Herr Jun.-Prof. Dr. Ing. Ingo Siegert. Foto: Thomas Köhler
Jun.-Prof. Dr. Ing. Ingo Siegert. Foto: Thomas Köhler

Das sind einige der neuen Wissenschaftsgebiete, von denen der Präsident sprach.

Was bedeutet die Mitgliedschaft in der Akademie für Sie, Herr Häckl?

„Die Aufnahme in das Junge Forum der Sächsischen Akademischen Wissenschaften ist für mich eine große Ehre für die bisherige Arbeit und ich freue mich darauf, hier in den interdisziplinären Dialog einzutreten, neue Forschungsaspekte zu sehen, mal aus den Wirtschaftswissenschaften heraus zu kommen und dann auch in die Akademie neue Impulse zu meinen Forschungsgebieten einbringen zu können.“

Der anschließende Festvortrag von Prof. Dr. Ing Christos G. Aneziris hatte den Titel „Keramik, Feuerfest und metallokeramische Verbundwerkstoffe: Ansätze für Nachhaltigkeit und strategische Souveränität“. So technisch sich das anhörte: Die Ausführungen machten den Anwesenden die Wichtigkeit von Keramiken und Verbundstoffen, von der Fliese im Bad bis hin zum Wärmeschild eines Raumschiffs, deutlich.
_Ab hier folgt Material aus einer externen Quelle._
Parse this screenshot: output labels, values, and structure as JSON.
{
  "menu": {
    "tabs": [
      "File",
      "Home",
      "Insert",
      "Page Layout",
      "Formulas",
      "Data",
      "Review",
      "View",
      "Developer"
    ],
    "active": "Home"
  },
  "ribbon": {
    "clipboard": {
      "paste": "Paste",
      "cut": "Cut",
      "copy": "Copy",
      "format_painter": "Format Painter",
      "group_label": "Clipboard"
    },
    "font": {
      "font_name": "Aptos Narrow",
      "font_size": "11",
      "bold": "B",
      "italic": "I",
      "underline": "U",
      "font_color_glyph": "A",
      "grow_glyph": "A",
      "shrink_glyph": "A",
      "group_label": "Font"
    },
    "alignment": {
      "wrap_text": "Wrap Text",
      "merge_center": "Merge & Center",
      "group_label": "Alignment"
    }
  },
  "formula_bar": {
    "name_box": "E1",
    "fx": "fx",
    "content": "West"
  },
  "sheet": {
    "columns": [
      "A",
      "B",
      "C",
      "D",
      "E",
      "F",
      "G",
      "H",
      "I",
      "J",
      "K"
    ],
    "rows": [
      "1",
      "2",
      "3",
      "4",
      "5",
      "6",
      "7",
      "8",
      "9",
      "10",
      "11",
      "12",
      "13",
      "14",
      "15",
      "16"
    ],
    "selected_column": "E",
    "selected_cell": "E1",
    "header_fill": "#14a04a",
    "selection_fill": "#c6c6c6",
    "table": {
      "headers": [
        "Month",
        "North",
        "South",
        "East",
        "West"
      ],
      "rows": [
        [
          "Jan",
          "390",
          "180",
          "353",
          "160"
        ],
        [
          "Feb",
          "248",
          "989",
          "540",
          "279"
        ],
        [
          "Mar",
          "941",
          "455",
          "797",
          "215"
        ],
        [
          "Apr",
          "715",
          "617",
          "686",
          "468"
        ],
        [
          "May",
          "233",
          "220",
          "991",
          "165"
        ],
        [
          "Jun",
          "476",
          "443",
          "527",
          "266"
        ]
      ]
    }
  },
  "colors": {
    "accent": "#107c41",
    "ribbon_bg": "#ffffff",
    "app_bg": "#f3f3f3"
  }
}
Mit einem Empfang endete die Veranstaltung.

Fazit: Die Herbstsitzung der Sächsischen Akademie der Wissenschaften zeigte, dass die Akademie in keiner Weise eine „verstaubte“ Einrichtung ist. Die Akademie verjüngt sich und die Forschungsthemen der jungen Wissenschaftlerinnen und Wissenschaftler bringen neue Impulse. Wir haben uns schon mit Jun.-Prof. Dr. Dennis Häckl verabredet und wollen über das Thema „Kosten des Gesundheitssystems“ und seine Forschung dazu sprechen.